L’articolo Cassazione: sì alla trasparenza istituzionale ma nel rispetto di privacy e dignità personale, approfondendo l’ambito legale e della privacy e prendendo spunto da un’ordinanza della Corte di cassazione, evidenzia che l’obbligo, per le pubbliche amministrazioni, di pubblicare atti e documenti sui organizzazione, risorse e obiettivi di gestione, con finalità di trasparenza e controllo delle proprie attività, deve essere mediato per non infrangere il regolamento GDPR sulla privacy. Pertanto, le informazioni fornite, sui siti web istituzionali, che implicano dati personali devono essere minimizzate, bilanciate tra diritti del titolare e degli interessati e, possibilmente anonimizzate [o aggregate, ndr] per salvaguardare l’identità e le informazioni riservate degli interessati.

VIOLAZIONI DI DATI PERSONALI E SANZIONI, IN BREVE

  • Secondo una ricerca, la società di food delivery Glovo sa dove si trovano i suoi rider, ben identificati da nome, cognome e codice identificativo, anche al di fuori degli orari di lavoro, e senza averli informarti ne condivide i dati con le agenzie di marketing.
  • Secondo la corte di cassazione, il magistrato ha il potere di modificare, aumentandolo o diminuendolo, l’importo delle sanzioni irrogate dal Garante della privacy. Questo è in conseguenza dell’imprevedibilità e possibile incoerenza nella definizione dei profili sanzionatori, in quanto il GDPR definisce solo i limiti massimi in termini assoluti o percentuali rispetto al fatturato.

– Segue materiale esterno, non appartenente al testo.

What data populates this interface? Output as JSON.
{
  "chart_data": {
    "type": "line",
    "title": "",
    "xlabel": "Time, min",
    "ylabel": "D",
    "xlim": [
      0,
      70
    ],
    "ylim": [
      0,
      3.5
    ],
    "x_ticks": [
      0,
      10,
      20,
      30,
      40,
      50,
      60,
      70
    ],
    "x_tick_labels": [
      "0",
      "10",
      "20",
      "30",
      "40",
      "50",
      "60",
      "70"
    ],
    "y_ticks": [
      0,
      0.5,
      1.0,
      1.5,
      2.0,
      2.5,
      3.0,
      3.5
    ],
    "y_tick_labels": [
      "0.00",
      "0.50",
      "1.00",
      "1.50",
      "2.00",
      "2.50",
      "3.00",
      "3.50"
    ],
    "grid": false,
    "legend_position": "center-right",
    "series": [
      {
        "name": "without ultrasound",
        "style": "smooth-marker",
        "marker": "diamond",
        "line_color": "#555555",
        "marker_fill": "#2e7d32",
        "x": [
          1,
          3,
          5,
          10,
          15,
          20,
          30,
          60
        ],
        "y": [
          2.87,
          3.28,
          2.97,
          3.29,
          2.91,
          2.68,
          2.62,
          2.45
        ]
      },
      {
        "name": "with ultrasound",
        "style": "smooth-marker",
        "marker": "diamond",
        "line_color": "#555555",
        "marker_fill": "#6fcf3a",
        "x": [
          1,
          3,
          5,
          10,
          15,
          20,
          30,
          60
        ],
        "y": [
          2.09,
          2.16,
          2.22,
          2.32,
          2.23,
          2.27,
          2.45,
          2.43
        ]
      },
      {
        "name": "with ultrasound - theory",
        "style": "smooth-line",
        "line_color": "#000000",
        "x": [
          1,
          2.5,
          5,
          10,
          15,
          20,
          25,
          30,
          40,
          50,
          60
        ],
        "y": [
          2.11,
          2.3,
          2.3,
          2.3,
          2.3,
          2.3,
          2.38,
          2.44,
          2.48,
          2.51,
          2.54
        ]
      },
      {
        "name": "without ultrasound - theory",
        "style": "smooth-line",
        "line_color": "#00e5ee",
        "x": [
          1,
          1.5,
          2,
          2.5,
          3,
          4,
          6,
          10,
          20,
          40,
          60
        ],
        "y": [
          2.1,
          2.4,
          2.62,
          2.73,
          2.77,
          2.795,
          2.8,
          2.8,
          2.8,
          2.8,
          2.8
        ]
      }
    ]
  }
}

  • Comminata una sanzione di 10 milioni di € a una società fornitrice di energia elettrica e gas, per l’attivazione di contratti non richiesti a causa del trattamento di dati inesatti non verificati a dovere.
  • Una struttura sanitaria che aveva subito un attacco ransomware, con conseguenti limitazione dell’accesso al database e richiesta di un riscatto, è stata sanzionata dal Garante, poiché ha riscontrato misure di protezione insufficienti (credenziali solo con password e mancata segmentazione della rete).
  • Sanzionata un’università telematica per aver inviato sms promozionali senza il consenso dei destinatari.